In the instant case, Appellee contemporaneously entered a guilty plea to a Section 6106 violation as a third-degree felony and a Section 6108 violation as a first-degree misdemeanor. Following entry of the open guilty plea, the parties waived preparation of a PSI and proceeded directly to sentencing. At that point, the trial court sua sponte raised an issue of grading the Section 6106 offense as a first-degree misdemeanor and placed the burden on the Commonwealth to prove Appellee should be sentenced on the Section 6106 offense as a third-degree felony. The court simply announced Appellee was “otherwise eligible” to possess a valid carry license and downgraded the Section 6106 conviction from a third-degree felony to a first-degree misdemeanor on that basis. Under prevailing law, however, Appellee's Section 6106 conviction was presumptively a felony because of his contemporaneous conviction for the Section 6108 offense, which independently foreclosed the misdemeanor grading of his Section 6106 offense. See id., at 630, 832 A.2d at 1048. Because the fact of Appellee's disqualifying Section 6108 conviction is indisputable, the court erred when it considered and assigned to the Commonwealth the burden to prove Appellee was not “otherwise eligible” for licensure. Likewise, the court erred when it downgraded Appellee's Section 6106 conviction to a first-degree misdemeanor based on the Commonwealth's failure to prove Appellee was not “otherwise eligible” for licensure. Under prevailing law, there was no necessity to consider the “otherwise eligible” aspect of the statute, as Appellee's contemporaneous Section 6108 conviction was an “other criminal violation” that alone disqualified the accompanying Section 6106 conviction from misdemeanor grading. See id., at 643, 832 A.2d at 1055–56.

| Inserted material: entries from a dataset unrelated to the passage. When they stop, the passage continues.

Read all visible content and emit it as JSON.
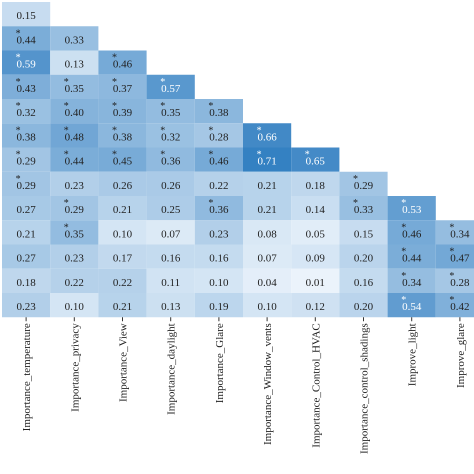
{
  "chart_data": {
    "type": "heatmap",
    "columns": [
      "Importance_temperature",
      "Importance_privacy",
      "Importance_View",
      "Importance_daylight",
      "Importance_Glare",
      "Importance_Window_vents",
      "Importance_Control_HVAC",
      "Importance_control_shadings",
      "Improve_light",
      "Improve_glare"
    ],
    "values": [
      [
        0.15
      ],
      [
        0.44,
        0.33
      ],
      [
        0.59,
        0.13,
        0.46
      ],
      [
        0.43,
        0.35,
        0.37,
        0.57
      ],
      [
        0.32,
        0.4,
        0.39,
        0.35,
        0.38
      ],
      [
        0.38,
        0.48,
        0.38,
        0.32,
        0.28,
        0.66
      ],
      [
        0.29,
        0.44,
        0.45,
        0.36,
        0.46,
        0.71,
        0.65
      ],
      [
        0.29,
        0.23,
        0.26,
        0.26,
        0.22,
        0.21,
        0.18,
        0.29
      ],
      [
        0.27,
        0.29,
        0.21,
        0.25,
        0.36,
        0.21,
        0.14,
        0.33,
        0.53
      ],
      [
        0.21,
        0.35,
        0.1,
        0.07,
        0.23,
        0.08,
        0.05,
        0.15,
        0.46,
        0.34
      ],
      [
        0.27,
        0.23,
        0.17,
        0.16,
        0.16,
        0.07,
        0.09,
        0.2,
        0.44,
        0.47
      ],
      [
        0.18,
        0.22,
        0.22,
        0.11,
        0.1,
        0.04,
        0.01,
        0.16,
        0.34,
        0.28
      ],
      [
        0.23,
        0.1,
        0.21,
        0.13,
        0.19,
        0.1,
        0.12,
        0.2,
        0.54,
        0.42
      ]
    ],
    "value_labels": [
      [
        "0.15"
      ],
      [
        "0.44",
        "0.33"
      ],
      [
        "0.59",
        "0.13",
        "0.46"
      ],
      [
        "0.43",
        "0.35",
        "0.37",
        "0.57"
      ],
      [
        "0.32",
        "0.40",
        "0.39",
        "0.35",
        "0.38"
      ],
      [
        "0.38",
        "0.48",
        "0.38",
        "0.32",
        "0.28",
        "0.66"
      ],
      [
        "0.29",
        "0.44",
        "0.45",
        "0.36",
        "0.46",
        "0.71",
        "0.65"
      ],
      [
        "0.29",
        "0.23",
        "0.26",
        "0.26",
        "0.22",
        "0.21",
        "0.18",
        "0.29"
      ],
      [
        "0.27",
        "0.29",
        "0.21",
        "0.25",
        "0.36",
        "0.21",
        "0.14",
        "0.33",
        "0.53"
      ],
      [
        "0.21",
        "0.35",
        "0.10",
        "0.07",
        "0.23",
        "0.08",
        "0.05",
        "0.15",
        "0.46",
        "0.34"
      ],
      [
        "0.27",
        "0.23",
        "0.17",
        "0.16",
        "0.16",
        "0.07",
        "0.09",
        "0.20",
        "0.44",
        "0.47"
      ],
      [
        "0.18",
        "0.22",
        "0.22",
        "0.11",
        "0.10",
        "0.04",
        "0.01",
        "0.16",
        "0.34",
        "0.28"
      ],
      [
        "0.23",
        "0.10",
        "0.21",
        "0.13",
        "0.19",
        "0.10",
        "0.12",
        "0.20",
        "0.54",
        "0.42"
      ]
    ],
    "stars": [
      [
        null
      ],
      [
        "*",
        null
      ],
      [
        "*",
        null,
        "*"
      ],
      [
        "*",
        "*",
        "*",
        "*"
      ],
      [
        "*",
        "*",
        "*",
        "*",
        "*"
      ],
      [
        "*",
        "*",
        "*",
        "*",
        "*",
        "*"
      ],
      [
        "*",
        "*",
        "*",
        "*",
        "*",
        "*",
        "*"
      ],
      [
        "*",
        null,
        null,
        null,
        null,
        null,
        null,
        "*"
      ],
      [
        null,
        "*",
        null,
        null,
        "*",
        null,
        null,
        "*",
        "*"
      ],
      [
        null,
        "*",
        null,
        null,
        null,
        null,
        null,
        null,
        "*",
        "*"
      ],
      [
        null,
        null,
        null,
        null,
        null,
        null,
        null,
        null,
        "*",
        "*"
      ],
      [
        null,
        null,
        null,
        null,
        null,
        null,
        null,
        null,
        "*",
        "*"
      ],
      [
        null,
        null,
        null,
        null,
        null,
        null,
        null,
        null,
        "*",
        "*"
      ]
    ],
    "color_low": "#eef5fc",
    "color_high": "#2a7abf",
    "color_range": [
      0,
      0.75
    ]
  }
}
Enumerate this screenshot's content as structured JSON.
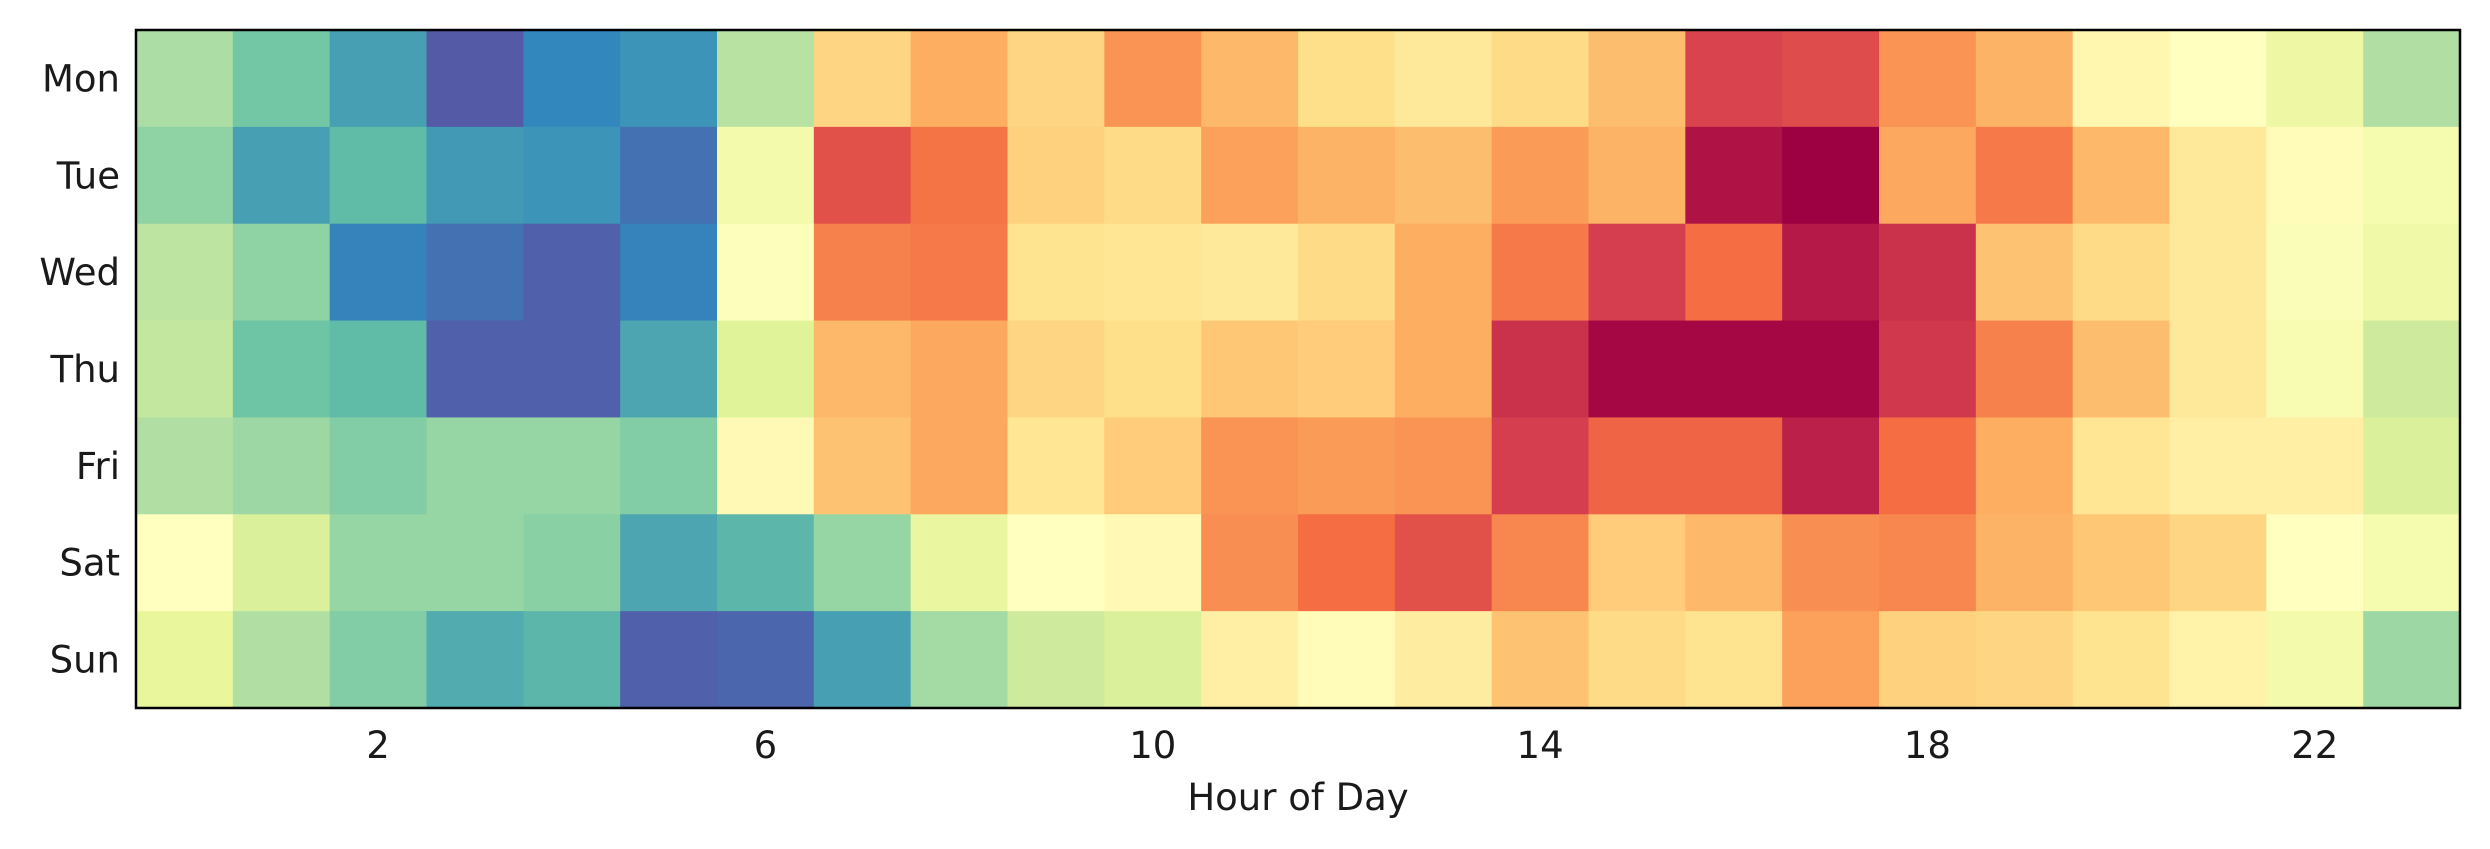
{
  "chart_data": {
    "type": "heatmap",
    "title": "",
    "xlabel": "Hour of Day",
    "ylabel": "",
    "x": [
      0,
      1,
      2,
      3,
      4,
      5,
      6,
      7,
      8,
      9,
      10,
      11,
      12,
      13,
      14,
      15,
      16,
      17,
      18,
      19,
      20,
      21,
      22,
      23
    ],
    "x_tick_values": [
      2,
      6,
      10,
      14,
      18,
      22
    ],
    "x_tick_labels": [
      "2",
      "6",
      "10",
      "14",
      "18",
      "22"
    ],
    "y_categories": [
      "Mon",
      "Tue",
      "Wed",
      "Thu",
      "Fri",
      "Sat",
      "Sun"
    ],
    "colormap": "Spectral_r",
    "value_range": [
      0,
      1
    ],
    "grid": false,
    "legend": "none",
    "values": [
      [
        0.3,
        0.22,
        0.14,
        0.02,
        0.1,
        0.12,
        0.32,
        0.62,
        0.7,
        0.62,
        0.74,
        0.68,
        0.6,
        0.57,
        0.61,
        0.67,
        0.89,
        0.87,
        0.74,
        0.69,
        0.53,
        0.5,
        0.43,
        0.31
      ],
      [
        0.26,
        0.14,
        0.19,
        0.13,
        0.12,
        0.06,
        0.45,
        0.86,
        0.79,
        0.63,
        0.61,
        0.72,
        0.69,
        0.67,
        0.73,
        0.69,
        0.97,
        1.0,
        0.71,
        0.78,
        0.68,
        0.57,
        0.51,
        0.46
      ],
      [
        0.33,
        0.26,
        0.09,
        0.06,
        0.03,
        0.09,
        0.49,
        0.77,
        0.78,
        0.59,
        0.58,
        0.57,
        0.61,
        0.7,
        0.78,
        0.9,
        0.8,
        0.96,
        0.92,
        0.66,
        0.61,
        0.57,
        0.48,
        0.44
      ],
      [
        0.34,
        0.21,
        0.19,
        0.03,
        0.03,
        0.15,
        0.39,
        0.68,
        0.71,
        0.62,
        0.6,
        0.65,
        0.64,
        0.7,
        0.92,
        0.99,
        0.99,
        0.99,
        0.91,
        0.77,
        0.67,
        0.57,
        0.47,
        0.36
      ],
      [
        0.31,
        0.28,
        0.24,
        0.27,
        0.27,
        0.24,
        0.52,
        0.66,
        0.71,
        0.58,
        0.64,
        0.74,
        0.73,
        0.74,
        0.9,
        0.82,
        0.82,
        0.95,
        0.8,
        0.7,
        0.58,
        0.55,
        0.55,
        0.38
      ],
      [
        0.5,
        0.38,
        0.27,
        0.27,
        0.25,
        0.15,
        0.18,
        0.27,
        0.42,
        0.5,
        0.52,
        0.75,
        0.8,
        0.86,
        0.76,
        0.64,
        0.68,
        0.75,
        0.76,
        0.69,
        0.65,
        0.62,
        0.5,
        0.46
      ],
      [
        0.41,
        0.31,
        0.24,
        0.16,
        0.18,
        0.03,
        0.04,
        0.14,
        0.29,
        0.36,
        0.38,
        0.55,
        0.51,
        0.56,
        0.66,
        0.61,
        0.59,
        0.72,
        0.63,
        0.62,
        0.59,
        0.54,
        0.45,
        0.28
      ]
    ]
  }
}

Based upon the foregoing, we hold the trial court improperly graded Appellee's Section 6106 offense as a first-degree misdemeanor because Appellee's contemporaneous Section 6108 conviction independently precluded the court from downgrading the Section 6106 offense from a third-degree felony to a first-degree misdemeanor. Accordingly, we vacate the judgment of sentence and remand for resentencing.
Judgment of sentence vacated; case remanded for resentencing. Jurisdiction is relinquished.